Molti sono i pensieri e gli stimoli che si sono susseguiti. Se è vero che un mare (a livello temporale e spaziale) separa noi da Dioniso, e forse non è possibile rivivere certe esperienze, ma solo comprenderle ammettendo che restano altro da noi (Sini). È Marco Martinelli, regista e drammaturgo, a ribadire che - sebbene non sia possibile ricostruire esperienze culturali di venticinque secoli fa, perché si rischia l’anacronismo (l’esperimento alla dottor Frankenstein, verrebbe da scrivere) - Dioniso non è morto. Al contrario, è vivo in qualsiasi cerchio (cerchio come quello del coro dionisiaco, ma anche quello di molte comunità tribali) dove si suscitino e vivano in prima persona emozioni, e dove parlino il corpo, il sesso, l’essere umano nella sua complessità. Ecco perché vi è ancora la necessità, umana e culturale, di un teatro che colpisca, laceri, destabilizzi (o, come diceva Carmelo Bene, che solleciti - metaforicamente parlando - “crimini, delitti e sabotaggi”) .
Un teatro, del resto, il nostro, e una cultura sempre più minacciati “da vecchi senza denti e senza gusto, [...] di fronte [ai quali] vogliamo aggrapparci coi denti ai diritti della nostra gioventù e non stancarci di difendere nella nostra gioventù il futuro contro quegli assalitori delle immagini del futuro” (F. Nietzsche, Sull’utilità e il danno della storia per la vita).
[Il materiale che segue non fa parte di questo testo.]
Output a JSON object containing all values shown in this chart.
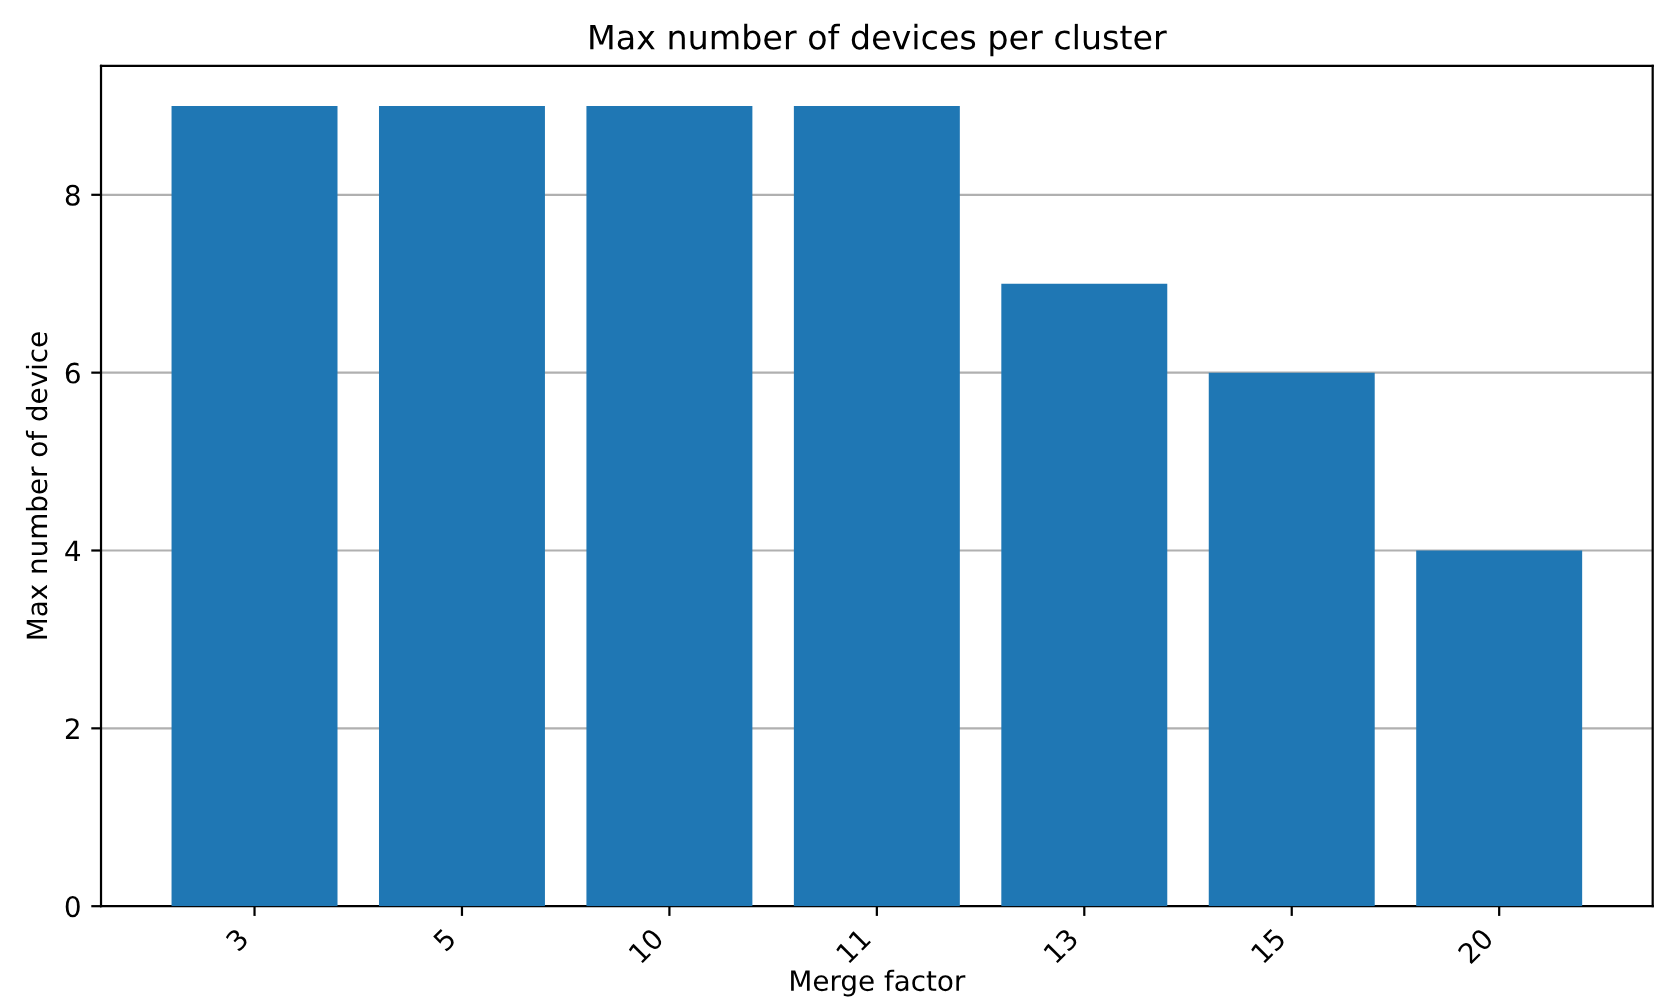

Naturalmente, nessuno durante il Convegno ha difeso un’idea di attore o artista quale Peter Pan ad æternum o esteticamente giovane, bensì Martinelli (e, ovviamente, Nietzsche) ha posto al centro del discorso l’importanza di restare presenti a se stessi, al centro di una società in evoluzione, parte integrante di quel divenire ed espressione di tutte le contraddizioni che un determinato spazio e tempo pongano in essere.
Rivendicare una radice dionisiaca del teatro sembra, quindi, dare valore a un atteggiamento scettico e critico nei confronti del reale. Non un rifuggire dalla razionalità apollinea in una specie di frenesia estatica (quella sì, anacronistica). Ma un mettere in dubbio, un farsi maestri del sospetto, così da non intendere oltre il reale quale dato immutabile. Rimettendolo al contrario, continuamente, in discussione e, di conseguenza, impegnandosi in prima persona a modificarlo attraverso il proprio ruolo di individui e parte di una comunità/polis, ma anche attraverso la propria arte e, ovviamente, il proprio fare teatro.